The last time the Tigers (picked to finish last by numerous “baseball experts”) won the division was 2006, when the team represented the American League in one of the least watched World Series of all-time. That autumn they fell to an 83-79 St. Louis Cardinals team in a Fall Classic best remembered for reliever Joel Zumaya’s pick off throw to third with no one covering the bag, prompting the always insightful and brilliant Tim McCarver to yell this stunning revelation “that was a bad play by Zumaya right there.”  Yep, Tiny Tim McCarver: always pointing out the intricacies and nuances of the game.

Moving on to today, this Tiger team’s success can completely be attributed to pitching. Detroit leads the AL with a 3.90 ERA, seven shutouts and 8/5 hits per nine innings pitched. They have allowed  the fewest hits (417) and runs (216) in the league. joel-zumaya-curtis-granderson-kelly-kelly1

Justin Verlander (6-2) currently is second in MLB with 90 strikeouts, one behind the San Francisco Giant’s Tim Lincecum. Starting pitcher Edwin Jackson (5-3) boasts a 2.30 ERA and has allowed 59 hits and 25 runs in 74.1 inninngs pitched with 57 strike outs. Starter Fredrick Alfred “Rick” Porcello III (born December 27, 1988) is a rookie sensation for the Detroit Tigers He is considered by many to be one of the best pitching prospects in baseball. The teenager was drafted #27 overall in the first round of the 2007 Draft. Rick Porcello will soon become a household name with his (6-4) record, 3.70 ERA with 34 strikeouts in 53 innings. Closer Fernando Rodney converted all 10 of his save opportunities into successful saves. Four other pitchers have had save opportunities, but have gone just 1-6. The ancient Todd Jones is no longer the Motor City’s closer and that’s a good thing for them; not good news for the rest of the AL Central.

As a team, Detroit ranks in the middle of all the pack in all the major offensive categories.

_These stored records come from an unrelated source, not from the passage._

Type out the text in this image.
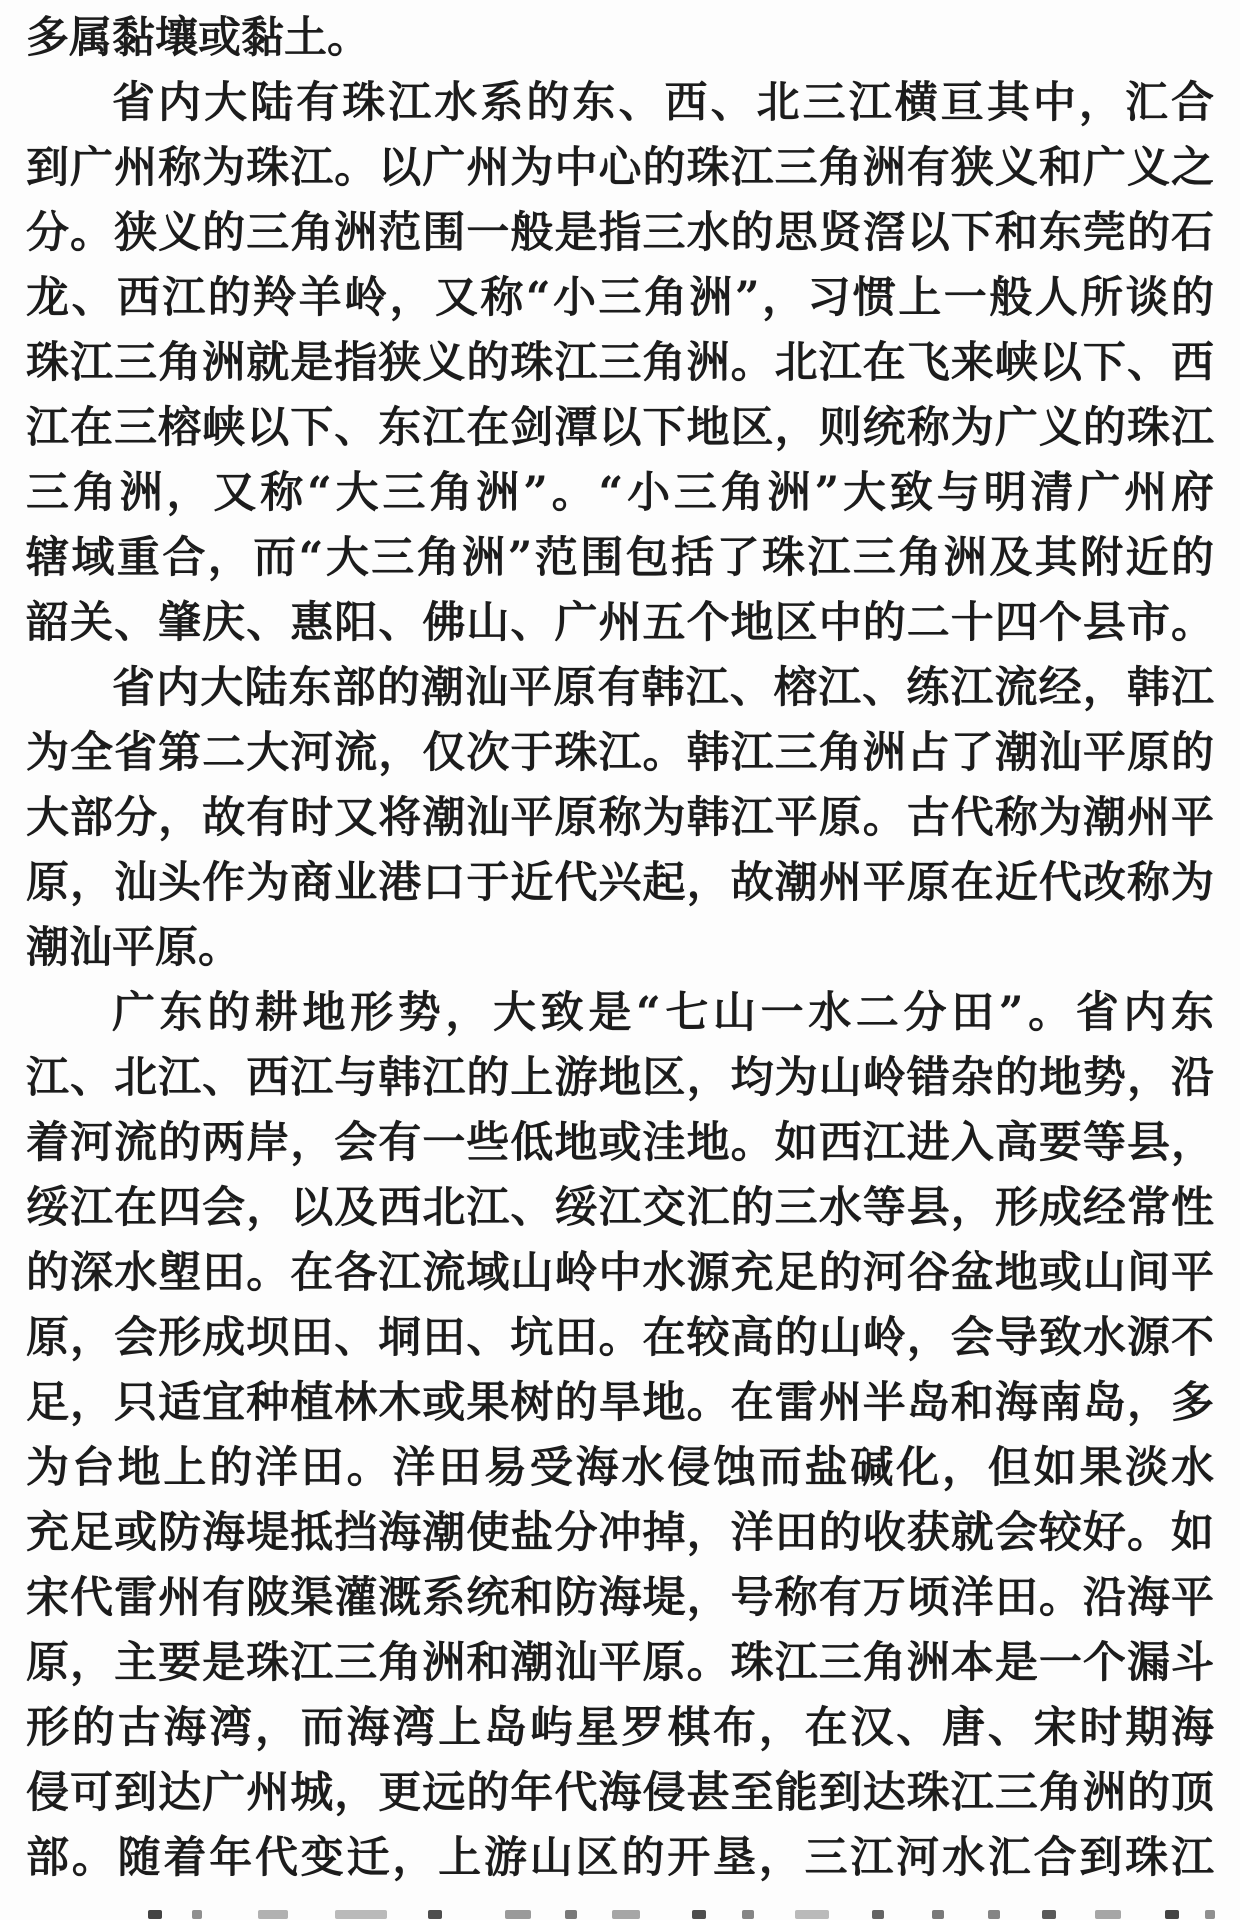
多属黏壤或黏土。
省内大陆有珠江水系的东、西、北三江横亘其中，汇合
到广州称为珠江。以广州为中心的珠江三角洲有狭义和广义之
分。狭义的三角洲范围一般是指三水的思贤滘以下和东莞的石
龙、西江的羚羊岭，又称“小三角洲”，习惯上一般人所谈的
珠江三角洲就是指狭义的珠江三角洲。北江在飞来峡以下、西
江在三榕峡以下、东江在剑潭以下地区，则统称为广义的珠江
三角洲，又称“大三角洲”。“小三角洲”大致与明清广州府
辖域重合，而“大三角洲”范围包括了珠江三角洲及其附近的
韶关、肇庆、惠阳、佛山、广州五个地区中的二十四个县市。
省内大陆东部的潮汕平原有韩江、榕江、练江流经，韩江
为全省第二大河流，仅次于珠江。韩江三角洲占了潮汕平原的
大部分，故有时又将潮汕平原称为韩江平原。古代称为潮州平
原，汕头作为商业港口于近代兴起，故潮州平原在近代改称为
潮汕平原。
广东的耕地形势，大致是“七山一水二分田”。省内东
江、北江、西江与韩江的上游地区，均为山岭错杂的地势，沿
着河流的两岸，会有一些低地或洼地。如西江进入高要等县，
绥江在四会，以及西北江、绥江交汇的三水等县，形成经常性
的深水塱田。在各江流域山岭中水源充足的河谷盆地或山间平
原，会形成坝田、垌田、坑田。在较高的山岭，会导致水源不
足，只适宜种植林木或果树的旱地。在雷州半岛和海南岛，多
为台地上的洋田。洋田易受海水侵蚀而盐碱化，但如果淡水
充足或防海堤抵挡海潮使盐分冲掉，洋田的收获就会较好。如
宋代雷州有陂渠灌溉系统和防海堤，号称有万顷洋田。沿海平
原，主要是珠江三角洲和潮汕平原。珠江三角洲本是一个漏斗
形的古海湾，而海湾上岛屿星罗棋布，在汉、唐、宋时期海
侵可到达广州城，更远的年代海侵甚至能到达珠江三角洲的顶
部。随着年代变迁，上游山区的开垦，三江河水汇合到珠江
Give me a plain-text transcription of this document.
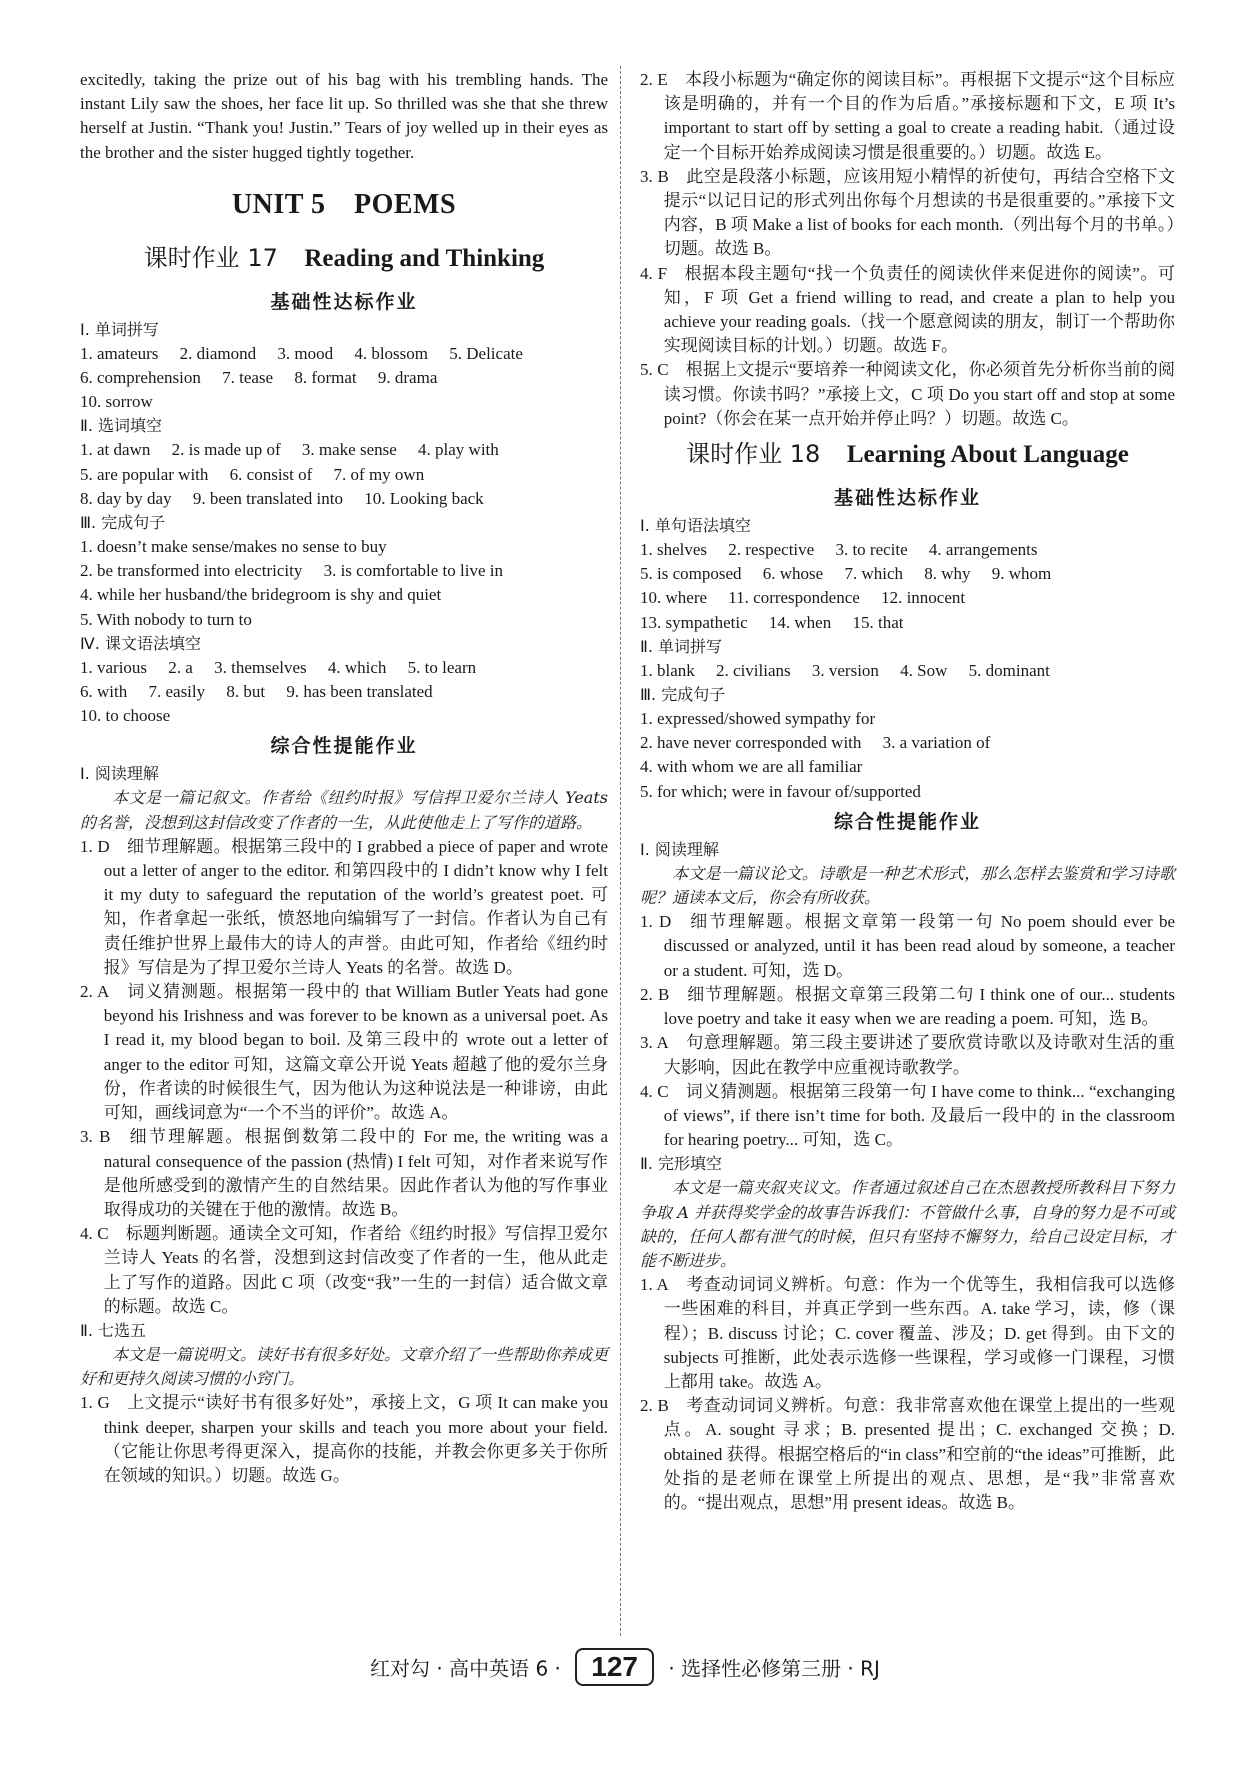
excitedly, taking the prize out of his bag with his trembling hands. The instant Lily saw the shoes, her face lit up. So thrilled was she that she threw herself at Justin. “Thank you! Justin.” Tears of joy welled up in their eyes as the brother and the sister hugged tightly together.

UNIT 5 POEMS
课时作业 17 Reading and Thinking
基础性达标作业

Ⅰ. 单词拼写

1. amateurs  2. diamond  3. mood  4. blossom  5. Delicate

6. comprehension  7. tease  8. format  9. drama

10. sorrow

Ⅱ. 选词填空

1. at dawn  2. is made up of  3. make sense  4. play with

5. are popular with  6. consist of  7. of my own

8. day by day  9. been translated into  10. Looking back

Ⅲ. 完成句子

1. doesn’t make sense/makes no sense to buy

2. be transformed into electricity  3. is comfortable to live in

4. while her husband/the bridegroom is shy and quiet

5. With nobody to turn to

Ⅳ. 课文语法填空

1. various  2. a  3. themselves  4. which  5. to learn

6. with  7. easily  8. but  9. has been translated

10. to choose

综合性提能作业

Ⅰ. 阅读理解

本文是一篇记叙文。作者给《纽约时报》写信捍卫爱尔兰诗人 Yeats 的名誉，没想到这封信改变了作者的一生，从此使他走上了写作的道路。

1. D 细节理解题。根据第三段中的 I grabbed a piece of paper and wrote out a letter of anger to the editor. 和第四段中的 I didn’t know why I felt it my duty to safeguard the reputation of the world’s greatest poet. 可知，作者拿起一张纸，愤怒地向编辑写了一封信。作者认为自己有责任维护世界上最伟大的诗人的声誉。由此可知，作者给《纽约时报》写信是为了捍卫爱尔兰诗人 Yeats 的名誉。故选 D。

2. A 词义猜测题。根据第一段中的 that William Butler Yeats had gone beyond his Irishness and was forever to be known as a universal poet. As I read it, my blood began to boil. 及第三段中的 wrote out a letter of anger to the editor 可知，这篇文章公开说 Yeats 超越了他的爱尔兰身份，作者读的时候很生气，因为他认为这种说法是一种诽谤，由此可知，画线词意为“一个不当的评价”。故选 A。

3. B 细节理解题。根据倒数第二段中的 For me, the writing was a natural consequence of the passion (热情) I felt 可知，对作者来说写作是他所感受到的激情产生的自然结果。因此作者认为他的写作事业取得成功的关键在于他的激情。故选 B。

4. C 标题判断题。通读全文可知，作者给《纽约时报》写信捍卫爱尔兰诗人 Yeats 的名誉，没想到这封信改变了作者的一生，他从此走上了写作的道路。因此 C 项（改变“我”一生的一封信）适合做文章的标题。故选 C。

Ⅱ. 七选五

本文是一篇说明文。读好书有很多好处。文章介绍了一些帮助你养成更好和更持久阅读习惯的小窍门。

1. G 上文提示“读好书有很多好处”，承接上文，G 项 It can make you think deeper, sharpen your skills and teach you more about your field.（它能让你思考得更深入，提高你的技能，并教会你更多关于你所在领域的知识。）切题。故选 G。

2. E 本段小标题为“确定你的阅读目标”。再根据下文提示“这个目标应该是明确的，并有一个目的作为后盾。”承接标题和下文，E 项 It’s important to start off by setting a goal to create a reading habit.（通过设定一个目标开始养成阅读习惯是很重要的。）切题。故选 E。

3. B 此空是段落小标题，应该用短小精悍的祈使句，再结合空格下文提示“以记日记的形式列出你每个月想读的书是很重要的。”承接下文内容，B 项 Make a list of books for each month.（列出每个月的书单。）切题。故选 B。

4. F 根据本段主题句“找一个负责任的阅读伙伴来促进你的阅读”。可知，F 项 Get a friend willing to read, and create a plan to help you achieve your reading goals.（找一个愿意阅读的朋友，制订一个帮助你实现阅读目标的计划。）切题。故选 F。

5. C 根据上文提示“要培养一种阅读文化，你必须首先分析你当前的阅读习惯。你读书吗？”承接上文，C 项 Do you start off and stop at some point?（你会在某一点开始并停止吗？）切题。故选 C。

课时作业 18 Learning About Language
基础性达标作业

Ⅰ. 单句语法填空

1. shelves  2. respective  3. to recite  4. arrangements

5. is composed  6. whose  7. which  8. why  9. whom

10. where  11. correspondence  12. innocent

13. sympathetic  14. when  15. that

Ⅱ. 单词拼写

1. blank  2. civilians  3. version  4. Sow  5. dominant

Ⅲ. 完成句子

1. expressed/showed sympathy for

2. have never corresponded with  3. a variation of

4. with whom we are all familiar

5. for which; were in favour of/supported

综合性提能作业

Ⅰ. 阅读理解

本文是一篇议论文。诗歌是一种艺术形式，那么怎样去鉴赏和学习诗歌呢？通读本文后，你会有所收获。

1. D 细节理解题。根据文章第一段第一句 No poem should ever be discussed or analyzed, until it has been read aloud by someone, a teacher or a student. 可知，选 D。

2. B 细节理解题。根据文章第三段第二句 I think one of our... students love poetry and take it easy when we are reading a poem. 可知，选 B。

3. A 句意理解题。第三段主要讲述了要欣赏诗歌以及诗歌对生活的重大影响，因此在教学中应重视诗歌教学。

4. C 词义猜测题。根据第三段第一句 I have come to think... “exchanging of views”, if there isn’t time for both. 及最后一段中的 in the classroom for hearing poetry... 可知，选 C。

Ⅱ. 完形填空

本文是一篇夹叙夹议文。作者通过叙述自己在杰恩教授所教科目下努力争取 A 并获得奖学金的故事告诉我们：不管做什么事，自身的努力是不可或缺的，任何人都有泄气的时候，但只有坚持不懈努力，给自己设定目标，才能不断进步。

1. A 考查动词词义辨析。句意：作为一个优等生，我相信我可以选修一些困难的科目，并真正学到一些东西。A. take 学习，读，修（课程）；B. discuss 讨论；C. cover 覆盖、涉及；D. get 得到。由下文的 subjects 可推断，此处表示选修一些课程，学习或修一门课程，习惯上都用 take。故选 A。

2. B 考查动词词义辨析。句意：我非常喜欢他在课堂上提出的一些观点。A. sought 寻求；B. presented 提出；C. exchanged 交换；D. obtained 获得。根据空格后的“in class”和空前的“the ideas”可推断，此处指的是老师在课堂上所提出的观点、思想，是“我”非常喜欢的。“提出观点，思想”用 present ideas。故选 B。

红对勾 · 高中英语 6 · 127 · 选择性必修第三册 · RJ
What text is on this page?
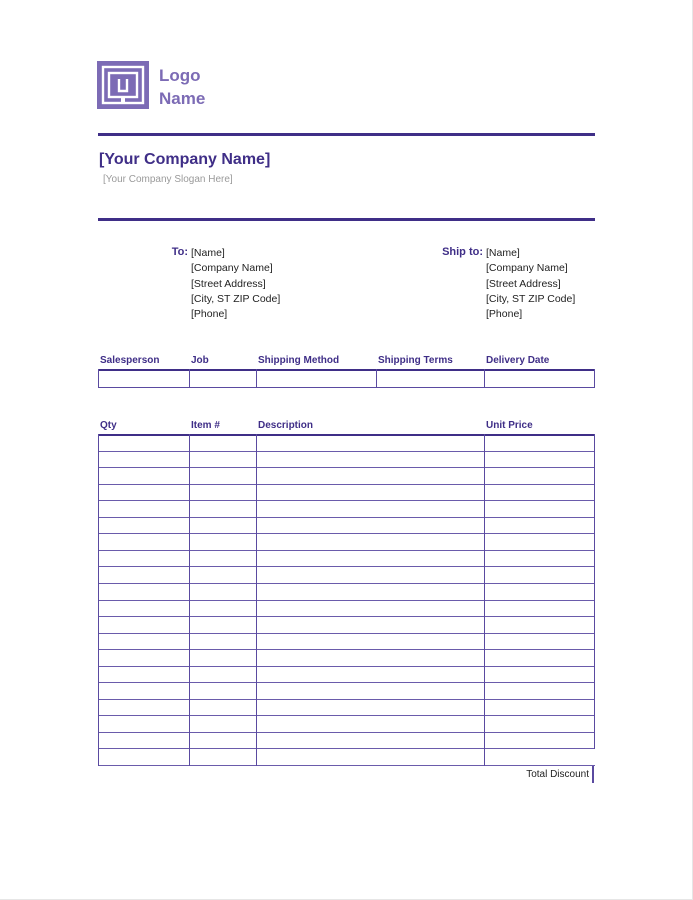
Logo
Name
[Your Company Name]
[Your Company Slogan Here]
To: [Name]
[Company Name]
[Street Address]
[City, ST ZIP Code]
[Phone]
Ship to: [Name]
[Company Name]
[Street Address]
[City, ST ZIP Code]
[Phone]
Salesperson	Job	Shipping Method	Shipping Terms	Delivery Date
Qty	Item #	Description	Unit Price
Total Discount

Their lineup is mediocre but does feature a couple of standouts. First baseman Miguel Cabrera and center fielder Curtis Granderson have paced the Tigers offense. Cabrera is second in the AL batting .358 with 38 RBI, and T.F. North (SICA!) and UIC product Curtis Granderson has 13 homeruns, ranking sixth in the AL. Cabrera has also recorded 67 doubles with a .578 slugging percentage.
Detroit is 0-2 so far in June with consecutive losses to the Boston Red Sox and 4-6 over their last 10. Upcoming is a three game series against the Los Angeles Dodgers. Following that is five critical games against division rivals: the Chicago White Sox, including a double header on Monday, and the Minnesota Twins, who are both 3.5 games behind Detroit for first place in the division. O far Detroit is the only team in the Central that doesn’t look to be mediocre or worse.  Just two years ago, the AL Central was the toughest and deepest division in baseball, where 90 wins still left you home in October.

This year, it’s the weakest: and 84 wins might just grant you the title. Look for Minnesota and Chicago to be the Tigers main competitors down the stretch for the AL Central Division “crown” in ’09.